Africa’s Star? New Hope for Nigeria

Africas Star? New Hope for Nigeria
On a visit to Nigeria eight years ago, Felix Ekundayo spotted what he thought was the perfect business opportunity. Ekundayo knew sub-Saharan Africa’s biggest oil fields lay in the vast southern swamps of the Niger Delta. As an engineer, he was also aware oil drills suck up natural gas with crude. But instead of capturing gas, Nigeria was flaring it, burning $2.5 billion a year. The pollution was turning a natural paradise for birds, insects and fish into a vast, lifeless black lake. Tap the gas and pipe it to gas-fired power stations, Ekundayo estimated, and Nigeria could generate enough power for the whole country, with exports to spare. An end to flaring — actually illegal since 1984 — would also reduce pollution, perhaps appeasing a rising tide of popular anger in the Delta.

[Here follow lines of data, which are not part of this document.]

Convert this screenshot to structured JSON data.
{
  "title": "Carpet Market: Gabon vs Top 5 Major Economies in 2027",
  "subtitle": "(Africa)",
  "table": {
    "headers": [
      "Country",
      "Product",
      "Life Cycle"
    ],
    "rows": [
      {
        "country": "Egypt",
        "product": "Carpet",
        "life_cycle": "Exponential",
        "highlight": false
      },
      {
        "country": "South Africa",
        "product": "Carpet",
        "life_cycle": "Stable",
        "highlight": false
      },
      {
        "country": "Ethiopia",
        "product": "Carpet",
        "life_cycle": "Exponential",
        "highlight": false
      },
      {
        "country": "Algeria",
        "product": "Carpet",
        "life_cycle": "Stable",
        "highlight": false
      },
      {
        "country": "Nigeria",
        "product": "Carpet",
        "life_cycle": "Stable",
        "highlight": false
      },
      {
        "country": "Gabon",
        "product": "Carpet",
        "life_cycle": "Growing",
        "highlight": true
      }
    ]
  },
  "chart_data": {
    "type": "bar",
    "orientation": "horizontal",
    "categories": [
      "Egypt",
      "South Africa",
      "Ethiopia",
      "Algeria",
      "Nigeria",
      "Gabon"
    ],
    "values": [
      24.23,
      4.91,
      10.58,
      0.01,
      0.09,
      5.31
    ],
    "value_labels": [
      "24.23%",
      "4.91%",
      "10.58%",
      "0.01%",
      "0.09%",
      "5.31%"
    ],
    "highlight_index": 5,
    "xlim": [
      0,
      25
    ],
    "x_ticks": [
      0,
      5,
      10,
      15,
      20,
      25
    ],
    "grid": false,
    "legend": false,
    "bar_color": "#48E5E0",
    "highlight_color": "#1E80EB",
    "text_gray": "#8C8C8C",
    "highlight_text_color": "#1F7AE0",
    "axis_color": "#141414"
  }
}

So in 2005, Ekundayo quit a career in London and moved back to Lagos. Six years on, the 42-year-old employs 35 people in a business that turned over $8.5 million last year. Not bad, but a fraction of what it should be. Ekundayo blames corrupt officials, who he says block his expansion to preserve their own monopoly on Nigeria’s energy supply. “We’re basically still where we were,” he says.
Nigeria should be Africa’s star. Its population of 160 million is the biggest on the continent and the seventh largest in the world. It produces 3% of global oil reserves and supplies 12% to 15% of U.S. oil imports. Within its borders is some of Africa’s best farmland, and off its coasts some of its richest seas. But for most Nigerians, the half-century since independence in 1960 has been less than stellar. The population exploded — more than tripling — but little else did. For 25 years after 1980 the economy barely moved. Nigeria slipped ever lower in global rankings of health and poverty, and life expectancy is just 48, an increase of less than four years in three decades. Around two-thirds of Nigerians still live in absolute poverty and most lack reliable power or serviceable roads. Poor maintenance of state oil refineries means Africa’s biggest crude producer has to buy most of its fuel.

Enduring poverty means frustration, which means instability. Seven years after independence, Nigeria erupted into civil war over the attempted secession of the province of Biafra. More than a million people died in the famine that followed. Three decades of military dictators, and six coups, followed, and conflict continued after the return of democracy in 1999. In the dirt-poor southern Delta, the anger has turned into a fully fledged insurgency. In the north, Muslim and Christian militants regularly slaughter one another across the line where North African Islam meets southern African Christianity.
Why did what should have been Africa’s colossus become a continental embarrassment? The main reason is atrocious government. Military or civilian, Nigeria’s rulers have often been indistinguishable from its criminals. According to the World Bank, $300 billion disappeared from Nigeria in the three decades to 2006, while the country’s Economic and Financial Crimes Commission says the figure from 1960 to 2006 is $380 billion. In Nigeria, corruption doesn’t just pollute the system, it is the system. Hence the global perception that Nigeria’s contribution to the world is limited to drug smugglers, e-mail scams and silk-cloaked Big Men.

And yet as Nigeria holds presidential, parliamentary and regional elections this month, it finds itself on the threshold of change. The elite that misruled for five decades is aging. The population explosion of the past 30 years, now finally slowing, means an extraordinarily young Nigeria is emerging: the U.N. says 62% of the country is under 24, while 60% of voters are ages 18 to 35. Factor in an official unemployment rate of 19.7%, then compare those figures with Egypt, where disaffected youth led a revolution despite the fact that the country is older and more employed . Is Nigeria headed for a similar explosion?